Learning more about breast cancer
Sept. 13, 2006
KALAMAZOO--Western Michigan University will play host to the Susan G. Komen Breast Cancer Foundation's national educational tour from 9 a.m. to 3 p.m. Wednesday, Sept. 20.
The tour, On the Way to the Cure--Komen on the Go, is open to the public and will be staged in the parking lot in front of Sangren Hall on the main campus.
The event will feature a huge, pink trailer that converts into an interactive learning center, allowing individuals to obtain information about steps they can take to detect and deal with breast cancer. It also will include a large "graffiti wall," on which individuals may share memories or pledge their support in the cause to end breast cancer.
The Komen on the Go tour is designed to heighten awareness of breast health and breast cancer and deepen commitment to practical, everyday health habits that could save lives. The nine-week, 36-stop tour is part of the Komen Foundation's efforts to engage all generations in the fight against breast cancer.

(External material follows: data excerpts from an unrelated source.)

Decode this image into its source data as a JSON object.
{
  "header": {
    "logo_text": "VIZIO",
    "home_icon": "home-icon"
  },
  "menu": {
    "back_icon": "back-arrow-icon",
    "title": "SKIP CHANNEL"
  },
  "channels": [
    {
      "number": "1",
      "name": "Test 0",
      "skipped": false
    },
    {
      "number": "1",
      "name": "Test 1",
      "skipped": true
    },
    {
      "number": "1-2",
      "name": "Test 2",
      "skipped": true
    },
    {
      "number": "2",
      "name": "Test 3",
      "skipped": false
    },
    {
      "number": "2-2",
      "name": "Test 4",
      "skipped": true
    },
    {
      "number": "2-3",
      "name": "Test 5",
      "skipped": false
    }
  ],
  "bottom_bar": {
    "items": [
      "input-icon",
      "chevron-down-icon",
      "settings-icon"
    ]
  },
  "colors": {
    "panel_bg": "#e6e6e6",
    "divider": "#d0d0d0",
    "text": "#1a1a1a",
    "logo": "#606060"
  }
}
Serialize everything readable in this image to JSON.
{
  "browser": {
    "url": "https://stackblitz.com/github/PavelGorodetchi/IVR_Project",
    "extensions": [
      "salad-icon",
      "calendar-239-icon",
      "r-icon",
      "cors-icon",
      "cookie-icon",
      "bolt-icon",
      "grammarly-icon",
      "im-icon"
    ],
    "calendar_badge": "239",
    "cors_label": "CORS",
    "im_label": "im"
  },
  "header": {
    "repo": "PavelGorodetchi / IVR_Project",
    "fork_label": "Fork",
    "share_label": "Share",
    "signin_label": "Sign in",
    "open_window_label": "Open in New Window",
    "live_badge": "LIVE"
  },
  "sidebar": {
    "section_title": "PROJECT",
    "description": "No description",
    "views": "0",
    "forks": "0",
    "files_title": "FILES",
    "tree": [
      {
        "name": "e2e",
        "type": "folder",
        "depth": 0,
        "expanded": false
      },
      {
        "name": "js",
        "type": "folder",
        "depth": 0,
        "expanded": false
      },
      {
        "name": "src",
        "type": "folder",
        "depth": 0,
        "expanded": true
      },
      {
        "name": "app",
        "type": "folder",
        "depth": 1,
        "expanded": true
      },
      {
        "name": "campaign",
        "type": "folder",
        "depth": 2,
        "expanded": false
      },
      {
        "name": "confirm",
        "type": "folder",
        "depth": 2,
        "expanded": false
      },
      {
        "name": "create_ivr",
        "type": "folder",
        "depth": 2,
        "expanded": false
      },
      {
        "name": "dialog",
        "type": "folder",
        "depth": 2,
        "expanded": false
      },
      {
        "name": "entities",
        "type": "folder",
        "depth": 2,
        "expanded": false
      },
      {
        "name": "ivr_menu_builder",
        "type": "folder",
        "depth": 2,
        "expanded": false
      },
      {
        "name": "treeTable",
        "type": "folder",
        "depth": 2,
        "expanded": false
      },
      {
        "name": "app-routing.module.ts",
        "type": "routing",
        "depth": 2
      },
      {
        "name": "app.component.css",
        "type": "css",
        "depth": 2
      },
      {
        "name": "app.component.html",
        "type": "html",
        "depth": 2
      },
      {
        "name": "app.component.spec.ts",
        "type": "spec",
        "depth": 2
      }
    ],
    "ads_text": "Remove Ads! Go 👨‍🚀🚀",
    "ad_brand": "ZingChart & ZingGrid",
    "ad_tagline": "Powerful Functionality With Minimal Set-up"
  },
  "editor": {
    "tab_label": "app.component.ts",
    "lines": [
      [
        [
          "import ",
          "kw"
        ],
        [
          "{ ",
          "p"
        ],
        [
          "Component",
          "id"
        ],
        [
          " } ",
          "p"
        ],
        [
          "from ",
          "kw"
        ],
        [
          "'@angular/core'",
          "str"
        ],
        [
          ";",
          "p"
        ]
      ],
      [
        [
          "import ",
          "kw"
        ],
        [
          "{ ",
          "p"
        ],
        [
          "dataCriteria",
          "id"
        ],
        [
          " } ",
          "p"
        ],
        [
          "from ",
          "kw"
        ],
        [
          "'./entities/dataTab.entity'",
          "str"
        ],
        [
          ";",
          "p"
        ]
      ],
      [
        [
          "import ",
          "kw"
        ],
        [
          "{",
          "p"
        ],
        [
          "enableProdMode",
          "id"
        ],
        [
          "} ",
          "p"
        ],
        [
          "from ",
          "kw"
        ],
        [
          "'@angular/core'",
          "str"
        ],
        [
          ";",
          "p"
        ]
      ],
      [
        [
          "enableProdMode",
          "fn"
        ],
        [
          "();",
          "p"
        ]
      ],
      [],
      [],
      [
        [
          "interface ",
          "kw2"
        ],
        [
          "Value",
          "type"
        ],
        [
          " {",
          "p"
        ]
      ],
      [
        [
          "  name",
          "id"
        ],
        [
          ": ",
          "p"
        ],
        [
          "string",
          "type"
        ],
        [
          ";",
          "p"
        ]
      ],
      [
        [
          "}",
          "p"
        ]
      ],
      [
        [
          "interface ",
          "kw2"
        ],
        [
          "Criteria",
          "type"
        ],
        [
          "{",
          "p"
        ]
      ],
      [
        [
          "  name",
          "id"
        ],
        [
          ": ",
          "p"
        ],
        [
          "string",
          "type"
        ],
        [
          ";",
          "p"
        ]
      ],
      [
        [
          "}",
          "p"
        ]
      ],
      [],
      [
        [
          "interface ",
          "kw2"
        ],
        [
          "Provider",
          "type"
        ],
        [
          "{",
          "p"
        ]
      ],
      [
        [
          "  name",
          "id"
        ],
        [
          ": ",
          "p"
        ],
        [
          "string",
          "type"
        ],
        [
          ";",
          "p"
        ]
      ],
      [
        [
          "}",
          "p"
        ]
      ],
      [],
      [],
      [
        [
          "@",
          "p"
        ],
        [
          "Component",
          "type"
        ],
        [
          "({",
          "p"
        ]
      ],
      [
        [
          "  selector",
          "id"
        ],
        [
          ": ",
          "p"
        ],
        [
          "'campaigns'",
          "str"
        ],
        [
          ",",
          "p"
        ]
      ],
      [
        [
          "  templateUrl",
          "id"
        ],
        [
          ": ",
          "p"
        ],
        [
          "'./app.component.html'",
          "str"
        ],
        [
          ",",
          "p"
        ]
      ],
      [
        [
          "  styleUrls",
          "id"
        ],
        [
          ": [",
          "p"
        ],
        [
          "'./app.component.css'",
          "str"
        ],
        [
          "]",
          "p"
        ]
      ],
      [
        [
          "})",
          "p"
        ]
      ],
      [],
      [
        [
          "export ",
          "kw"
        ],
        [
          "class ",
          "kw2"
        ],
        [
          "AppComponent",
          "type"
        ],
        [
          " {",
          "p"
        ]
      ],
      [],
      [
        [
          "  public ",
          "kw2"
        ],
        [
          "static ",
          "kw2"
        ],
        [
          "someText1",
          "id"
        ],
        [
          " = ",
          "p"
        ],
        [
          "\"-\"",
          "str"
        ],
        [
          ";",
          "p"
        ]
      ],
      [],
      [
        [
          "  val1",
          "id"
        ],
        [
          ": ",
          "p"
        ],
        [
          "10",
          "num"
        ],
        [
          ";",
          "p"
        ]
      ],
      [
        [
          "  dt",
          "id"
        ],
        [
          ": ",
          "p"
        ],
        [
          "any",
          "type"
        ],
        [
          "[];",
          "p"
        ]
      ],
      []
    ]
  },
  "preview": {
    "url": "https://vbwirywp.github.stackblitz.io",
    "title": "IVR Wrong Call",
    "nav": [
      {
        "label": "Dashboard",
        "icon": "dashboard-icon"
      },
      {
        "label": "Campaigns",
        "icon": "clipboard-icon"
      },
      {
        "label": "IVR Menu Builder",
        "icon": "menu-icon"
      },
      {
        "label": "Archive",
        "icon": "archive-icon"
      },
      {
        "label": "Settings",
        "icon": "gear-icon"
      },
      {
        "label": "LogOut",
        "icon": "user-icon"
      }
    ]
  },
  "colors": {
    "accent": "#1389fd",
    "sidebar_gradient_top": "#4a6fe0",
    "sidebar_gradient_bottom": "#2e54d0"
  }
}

Linda Lumley, coordinator of gender and health education in WMU's Sindecuse Health Center, says the Komen Foundation estimates that in the United States this year, more than 210,000 women--one every three minutes--and 1,600 men will be diagnosed with breast cancer.
"The Komen on the Go tour brings vital information about breast cancer to people right where they live, work, study and play," Lumley says. "We encourage women and men to stop by and learn more about a disease that affects nearly all of us in one way or another."
The trailer is outfitted with computer kiosks and carries a wealth of materials related to breast cancer, including breast self-examination guides, effective co-survivor tips, and information about regional resources as well as local opportunities for involvement in breast health awareness activities.
Graffiti walls have been constructed at other college and university stops on the Komen on the Go tour.
"WMU's wall will remain on the campus as a poignant reminder of the role each of us plays in eradicating breast cancer as a life-threatening disease," Lumley says.
She also notes that WMU will have health care professionals from the Sindecuse Health Center on hand to answer questions and share their expertise. In addition, prizes will be given away.
Four representatives of the Komen Foundation will stage the event with the assistance of WMU staff and student volunteers. The WMU Panhellenic community, including eight sororities, is providing more than 25 volunteers to help throughout the day.
The Komen Foundation is an international organization fighting to eradicate breast cancer as a life-threatening disease. It funds research; supports education, screening and treatment projects in communities around the world; and alerts millions of women and men that early detection is one of the most critical factors in surviving breast cancer.